DEV Community

Abhishek Gupta for Microsoft Azure

Posted on • Originally published at redislabs.com

RediSearch in Action: Ingest tweets in real-time and query them flexibly using Redis

Redis has a versatile set of data structures ranging from simple Strings all the way to powerful abstractions such as Redis Streams. The native data types can take you a long way, but there are certain use cases that may require a workaround. One example is the requirement to use secondary indexes in Redis in order to go beyond the key-based search/lookup for richer query capabilities. Though you can use Sorted Sets, Lists, and so on to get the job done, you’ll need to factor in some trade-offs.

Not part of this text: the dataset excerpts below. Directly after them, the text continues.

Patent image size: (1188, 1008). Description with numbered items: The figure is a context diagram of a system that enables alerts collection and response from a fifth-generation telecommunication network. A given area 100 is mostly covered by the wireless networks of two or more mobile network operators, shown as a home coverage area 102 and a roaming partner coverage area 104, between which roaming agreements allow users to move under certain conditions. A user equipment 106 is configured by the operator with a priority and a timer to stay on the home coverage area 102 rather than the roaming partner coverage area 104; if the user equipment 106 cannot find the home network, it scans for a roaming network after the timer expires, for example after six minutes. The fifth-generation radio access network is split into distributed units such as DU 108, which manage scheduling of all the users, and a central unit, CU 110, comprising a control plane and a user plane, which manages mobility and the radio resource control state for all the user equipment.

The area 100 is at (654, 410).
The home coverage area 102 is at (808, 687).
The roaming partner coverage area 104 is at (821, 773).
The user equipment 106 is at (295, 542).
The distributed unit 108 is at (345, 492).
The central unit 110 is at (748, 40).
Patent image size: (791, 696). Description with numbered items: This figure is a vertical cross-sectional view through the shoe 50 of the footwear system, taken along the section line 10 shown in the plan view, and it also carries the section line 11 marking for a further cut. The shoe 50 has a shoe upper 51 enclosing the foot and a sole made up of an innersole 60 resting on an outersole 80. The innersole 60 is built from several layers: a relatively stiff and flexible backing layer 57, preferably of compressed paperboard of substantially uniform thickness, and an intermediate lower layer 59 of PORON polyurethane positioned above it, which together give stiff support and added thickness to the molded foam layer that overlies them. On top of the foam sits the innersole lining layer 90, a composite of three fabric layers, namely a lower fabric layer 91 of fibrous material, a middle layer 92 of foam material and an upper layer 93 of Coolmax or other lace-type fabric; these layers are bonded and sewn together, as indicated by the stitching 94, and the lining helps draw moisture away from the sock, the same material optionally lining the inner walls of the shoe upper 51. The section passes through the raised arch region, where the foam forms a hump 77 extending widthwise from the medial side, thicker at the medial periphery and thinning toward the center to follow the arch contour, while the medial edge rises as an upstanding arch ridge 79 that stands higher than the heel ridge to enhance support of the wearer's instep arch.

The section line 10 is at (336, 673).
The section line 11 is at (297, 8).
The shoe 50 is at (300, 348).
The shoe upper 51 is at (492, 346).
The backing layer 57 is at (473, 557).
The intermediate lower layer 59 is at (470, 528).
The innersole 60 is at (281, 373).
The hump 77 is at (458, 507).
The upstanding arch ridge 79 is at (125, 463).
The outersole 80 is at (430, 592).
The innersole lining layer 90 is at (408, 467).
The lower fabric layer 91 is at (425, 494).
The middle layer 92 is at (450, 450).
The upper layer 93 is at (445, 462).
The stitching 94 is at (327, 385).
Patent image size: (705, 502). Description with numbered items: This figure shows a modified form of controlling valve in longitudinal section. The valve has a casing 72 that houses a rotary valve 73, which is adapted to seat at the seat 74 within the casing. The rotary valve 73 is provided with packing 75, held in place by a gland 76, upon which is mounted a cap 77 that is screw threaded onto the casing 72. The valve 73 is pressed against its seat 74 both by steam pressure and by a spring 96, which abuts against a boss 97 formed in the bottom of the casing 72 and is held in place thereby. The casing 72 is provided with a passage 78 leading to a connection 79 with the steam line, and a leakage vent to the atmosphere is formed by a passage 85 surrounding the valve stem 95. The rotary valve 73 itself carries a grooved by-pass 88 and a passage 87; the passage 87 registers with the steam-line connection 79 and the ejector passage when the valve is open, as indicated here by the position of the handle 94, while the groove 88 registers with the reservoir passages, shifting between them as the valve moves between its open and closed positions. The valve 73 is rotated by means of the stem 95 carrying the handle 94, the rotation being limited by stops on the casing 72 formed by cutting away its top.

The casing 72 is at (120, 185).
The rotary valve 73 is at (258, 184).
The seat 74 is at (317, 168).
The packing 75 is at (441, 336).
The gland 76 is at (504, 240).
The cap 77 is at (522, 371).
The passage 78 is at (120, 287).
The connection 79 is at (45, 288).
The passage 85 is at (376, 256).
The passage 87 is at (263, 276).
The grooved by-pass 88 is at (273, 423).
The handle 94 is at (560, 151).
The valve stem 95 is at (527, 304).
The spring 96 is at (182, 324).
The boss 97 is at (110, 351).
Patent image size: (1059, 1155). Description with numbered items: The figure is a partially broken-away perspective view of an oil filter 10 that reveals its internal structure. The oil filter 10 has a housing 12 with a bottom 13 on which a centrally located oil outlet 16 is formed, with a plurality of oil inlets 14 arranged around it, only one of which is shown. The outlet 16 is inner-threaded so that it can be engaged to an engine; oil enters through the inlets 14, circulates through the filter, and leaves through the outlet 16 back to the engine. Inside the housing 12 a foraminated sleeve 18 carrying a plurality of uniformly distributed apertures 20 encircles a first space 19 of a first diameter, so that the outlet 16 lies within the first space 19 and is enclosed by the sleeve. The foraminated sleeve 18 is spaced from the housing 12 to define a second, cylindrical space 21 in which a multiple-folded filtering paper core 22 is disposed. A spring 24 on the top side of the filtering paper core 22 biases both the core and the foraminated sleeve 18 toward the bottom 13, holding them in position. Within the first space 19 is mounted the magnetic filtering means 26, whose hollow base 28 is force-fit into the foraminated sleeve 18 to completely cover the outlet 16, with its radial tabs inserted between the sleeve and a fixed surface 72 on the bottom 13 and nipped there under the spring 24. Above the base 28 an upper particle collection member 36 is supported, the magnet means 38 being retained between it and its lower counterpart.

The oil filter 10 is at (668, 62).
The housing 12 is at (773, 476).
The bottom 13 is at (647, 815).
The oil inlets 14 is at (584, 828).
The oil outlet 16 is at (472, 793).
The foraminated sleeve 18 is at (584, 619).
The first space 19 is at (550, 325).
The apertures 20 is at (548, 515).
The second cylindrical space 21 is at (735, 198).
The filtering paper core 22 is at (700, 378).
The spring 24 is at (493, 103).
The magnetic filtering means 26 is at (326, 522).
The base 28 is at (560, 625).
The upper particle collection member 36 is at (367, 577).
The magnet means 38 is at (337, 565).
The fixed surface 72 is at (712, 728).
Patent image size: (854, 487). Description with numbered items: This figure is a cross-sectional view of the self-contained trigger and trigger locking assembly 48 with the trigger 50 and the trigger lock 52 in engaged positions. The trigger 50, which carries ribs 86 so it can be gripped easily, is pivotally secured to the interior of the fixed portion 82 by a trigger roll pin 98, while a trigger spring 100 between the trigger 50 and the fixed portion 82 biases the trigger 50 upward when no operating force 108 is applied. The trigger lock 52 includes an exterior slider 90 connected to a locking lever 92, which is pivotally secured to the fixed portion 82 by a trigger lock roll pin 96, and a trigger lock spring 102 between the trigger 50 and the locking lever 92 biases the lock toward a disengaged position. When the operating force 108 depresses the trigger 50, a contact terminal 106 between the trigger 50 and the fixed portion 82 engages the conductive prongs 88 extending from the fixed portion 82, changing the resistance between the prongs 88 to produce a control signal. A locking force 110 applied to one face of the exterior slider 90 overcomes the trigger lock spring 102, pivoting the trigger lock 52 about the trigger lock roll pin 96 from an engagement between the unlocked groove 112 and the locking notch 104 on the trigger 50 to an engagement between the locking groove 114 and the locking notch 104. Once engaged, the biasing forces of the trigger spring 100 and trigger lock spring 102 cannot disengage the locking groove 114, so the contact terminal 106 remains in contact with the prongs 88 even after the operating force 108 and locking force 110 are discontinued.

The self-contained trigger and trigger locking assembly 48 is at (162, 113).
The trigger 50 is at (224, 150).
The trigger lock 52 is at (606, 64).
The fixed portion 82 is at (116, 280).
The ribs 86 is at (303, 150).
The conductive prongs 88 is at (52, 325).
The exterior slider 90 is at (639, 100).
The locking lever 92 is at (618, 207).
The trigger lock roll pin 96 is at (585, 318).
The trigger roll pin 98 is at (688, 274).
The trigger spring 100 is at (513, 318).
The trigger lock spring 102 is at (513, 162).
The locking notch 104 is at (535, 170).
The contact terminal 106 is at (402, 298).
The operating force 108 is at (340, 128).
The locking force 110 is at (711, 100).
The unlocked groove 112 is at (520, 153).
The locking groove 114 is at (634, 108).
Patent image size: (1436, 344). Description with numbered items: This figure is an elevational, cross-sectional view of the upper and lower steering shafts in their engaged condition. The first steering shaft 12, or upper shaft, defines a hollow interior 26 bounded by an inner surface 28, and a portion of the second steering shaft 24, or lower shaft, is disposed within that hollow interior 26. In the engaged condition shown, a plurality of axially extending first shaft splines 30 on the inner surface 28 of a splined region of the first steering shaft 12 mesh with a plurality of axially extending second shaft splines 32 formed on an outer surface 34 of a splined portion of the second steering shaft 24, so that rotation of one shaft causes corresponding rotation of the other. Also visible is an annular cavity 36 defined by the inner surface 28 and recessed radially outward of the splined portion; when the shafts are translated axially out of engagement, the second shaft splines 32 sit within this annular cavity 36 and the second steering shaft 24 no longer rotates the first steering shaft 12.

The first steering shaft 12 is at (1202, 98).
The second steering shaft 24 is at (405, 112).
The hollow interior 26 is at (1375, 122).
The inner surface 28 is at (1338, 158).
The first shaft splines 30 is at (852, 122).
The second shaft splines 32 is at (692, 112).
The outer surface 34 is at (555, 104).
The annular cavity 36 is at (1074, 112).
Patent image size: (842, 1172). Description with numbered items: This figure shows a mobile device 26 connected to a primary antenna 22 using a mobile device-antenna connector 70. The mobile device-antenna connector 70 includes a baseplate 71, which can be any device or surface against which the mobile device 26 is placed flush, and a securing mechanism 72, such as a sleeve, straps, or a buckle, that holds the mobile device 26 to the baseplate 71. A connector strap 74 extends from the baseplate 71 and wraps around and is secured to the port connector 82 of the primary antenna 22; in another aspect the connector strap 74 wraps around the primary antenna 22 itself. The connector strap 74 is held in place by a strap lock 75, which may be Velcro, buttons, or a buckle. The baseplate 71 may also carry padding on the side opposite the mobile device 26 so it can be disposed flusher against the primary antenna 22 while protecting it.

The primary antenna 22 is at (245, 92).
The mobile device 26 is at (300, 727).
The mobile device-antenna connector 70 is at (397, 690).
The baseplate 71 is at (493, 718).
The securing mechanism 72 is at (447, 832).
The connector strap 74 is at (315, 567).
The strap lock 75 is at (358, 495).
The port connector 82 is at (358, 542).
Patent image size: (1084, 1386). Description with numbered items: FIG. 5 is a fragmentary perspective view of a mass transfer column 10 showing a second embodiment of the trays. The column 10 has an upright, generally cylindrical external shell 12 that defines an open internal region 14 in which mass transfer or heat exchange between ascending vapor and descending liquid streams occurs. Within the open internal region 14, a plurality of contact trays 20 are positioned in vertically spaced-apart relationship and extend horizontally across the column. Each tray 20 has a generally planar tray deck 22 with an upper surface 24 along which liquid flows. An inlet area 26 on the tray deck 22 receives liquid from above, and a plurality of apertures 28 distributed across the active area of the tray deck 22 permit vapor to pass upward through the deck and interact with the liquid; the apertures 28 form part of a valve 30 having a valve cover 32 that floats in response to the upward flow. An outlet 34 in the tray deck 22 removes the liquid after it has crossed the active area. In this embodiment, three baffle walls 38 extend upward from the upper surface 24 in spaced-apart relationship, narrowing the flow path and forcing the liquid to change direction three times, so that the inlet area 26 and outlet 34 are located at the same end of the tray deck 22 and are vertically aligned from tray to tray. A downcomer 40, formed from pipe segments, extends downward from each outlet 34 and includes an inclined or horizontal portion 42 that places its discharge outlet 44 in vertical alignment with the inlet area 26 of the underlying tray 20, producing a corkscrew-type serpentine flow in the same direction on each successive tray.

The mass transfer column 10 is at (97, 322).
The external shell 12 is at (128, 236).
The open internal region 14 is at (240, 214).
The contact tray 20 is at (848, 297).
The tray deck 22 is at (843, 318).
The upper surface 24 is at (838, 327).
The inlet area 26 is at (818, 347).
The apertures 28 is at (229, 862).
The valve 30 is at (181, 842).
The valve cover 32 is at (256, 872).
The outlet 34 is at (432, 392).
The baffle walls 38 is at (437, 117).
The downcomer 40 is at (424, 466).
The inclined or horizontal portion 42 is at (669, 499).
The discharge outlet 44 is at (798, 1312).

Enter RediSearch! Available as a Redis module, RediSearch provides flexible search capabilities, thanks to a first-class secondary indexing engine. It offers powerful features such as full-text Search, auto completion, geographical indexing, and many more.

To demonstrate the power of RediSearch, this blog post offers a practical example of how to use RediSearch with Azure Cache for Redis with the help of a Go service built using the RediSearch Go client. It’s designed to give you a set of applications that let you ingest tweets in real-time and query them flexibly using RediSearch.

Specifically, you will learn how to:

  • Work with RediSearch indexes

  • Use different RediSearch data types, such as TEXT, NUMERIC, TAG, and others

  • How to build an application to show RediSearch capabilities

  • How to deploy the service components to Azure with just a few commands

  • Analyze tweet data by querying RediSearch

Application overview

As mentioned, the example service lets you consume tweets in real-time and makes them available for querying via RediSearch.

It has two components:

  1. Consumer/Indexer: Reads from the Twitter Streaming API, creates the index, and continuously adds tweet data (in Redis HASHes) as they arrive.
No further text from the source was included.